Over the years our country has faced periods of turmoil, disease and war, yet every year a harvest has been produced.

This degree of food supply is now much more valued by the public than it was a mere month ago, when government adviser Dr Tim Leuing was telling us that the UK didn’t need farmers any more and our food supply could be imported. Only a week later, what was happening on supermarket shelves somewhat discredited his argument.

NHS

The last few weeks have also brought a renewed focus on the NHS, and in NI it is quite striking how many people who work in healthcare are from farming backgrounds.

This could be for various reasons, but perhaps being brought up on a farm means you are used to dealing with sickness, and generally about life and death. All these factors may equip them with the necessary transferable skills and ethos.

These people are also our wives, our mothers, our daughters, our sisters – the people who we have complained to when we have had a bad day, when the milk price has dropped, or had reactors in a TB test. They know the right words to say.

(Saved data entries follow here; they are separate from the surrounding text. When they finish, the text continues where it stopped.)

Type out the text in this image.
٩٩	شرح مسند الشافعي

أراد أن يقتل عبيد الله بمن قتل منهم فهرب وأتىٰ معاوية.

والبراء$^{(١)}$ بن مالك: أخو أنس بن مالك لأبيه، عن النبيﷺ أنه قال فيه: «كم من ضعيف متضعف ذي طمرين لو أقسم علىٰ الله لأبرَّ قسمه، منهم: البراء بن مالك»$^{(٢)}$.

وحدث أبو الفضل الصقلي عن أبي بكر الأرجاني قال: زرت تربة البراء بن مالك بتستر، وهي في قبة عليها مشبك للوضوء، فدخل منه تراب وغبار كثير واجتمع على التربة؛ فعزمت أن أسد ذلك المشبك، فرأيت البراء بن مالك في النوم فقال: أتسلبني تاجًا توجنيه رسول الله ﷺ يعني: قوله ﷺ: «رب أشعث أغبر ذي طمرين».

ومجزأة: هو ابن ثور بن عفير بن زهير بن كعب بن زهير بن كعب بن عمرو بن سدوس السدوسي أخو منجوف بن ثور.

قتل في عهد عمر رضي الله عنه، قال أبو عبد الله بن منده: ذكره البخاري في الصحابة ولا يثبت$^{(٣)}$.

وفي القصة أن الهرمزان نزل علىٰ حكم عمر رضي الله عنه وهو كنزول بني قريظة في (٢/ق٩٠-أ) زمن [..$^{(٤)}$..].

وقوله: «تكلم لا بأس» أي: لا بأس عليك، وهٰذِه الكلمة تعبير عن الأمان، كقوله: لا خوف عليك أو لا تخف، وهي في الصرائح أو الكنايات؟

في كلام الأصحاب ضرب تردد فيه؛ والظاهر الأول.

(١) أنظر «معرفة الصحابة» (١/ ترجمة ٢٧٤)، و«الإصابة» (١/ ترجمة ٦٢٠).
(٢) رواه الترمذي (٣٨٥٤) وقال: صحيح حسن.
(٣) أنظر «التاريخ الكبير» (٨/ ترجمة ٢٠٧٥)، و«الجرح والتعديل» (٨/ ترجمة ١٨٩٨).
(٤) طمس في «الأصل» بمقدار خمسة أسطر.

I know this all too well from personal experience as my wife is a doctor and one of my sisters is a paediatric nurse.

During this period of incredible difficulty for our NHS, we as farmers should make a conscious effort to ask those closest to us who work in healthcare how they are feeling, ask how we can help and make sure that they feel the appreciation that they so rightly deserve. After all, us “key workers” need to stick together.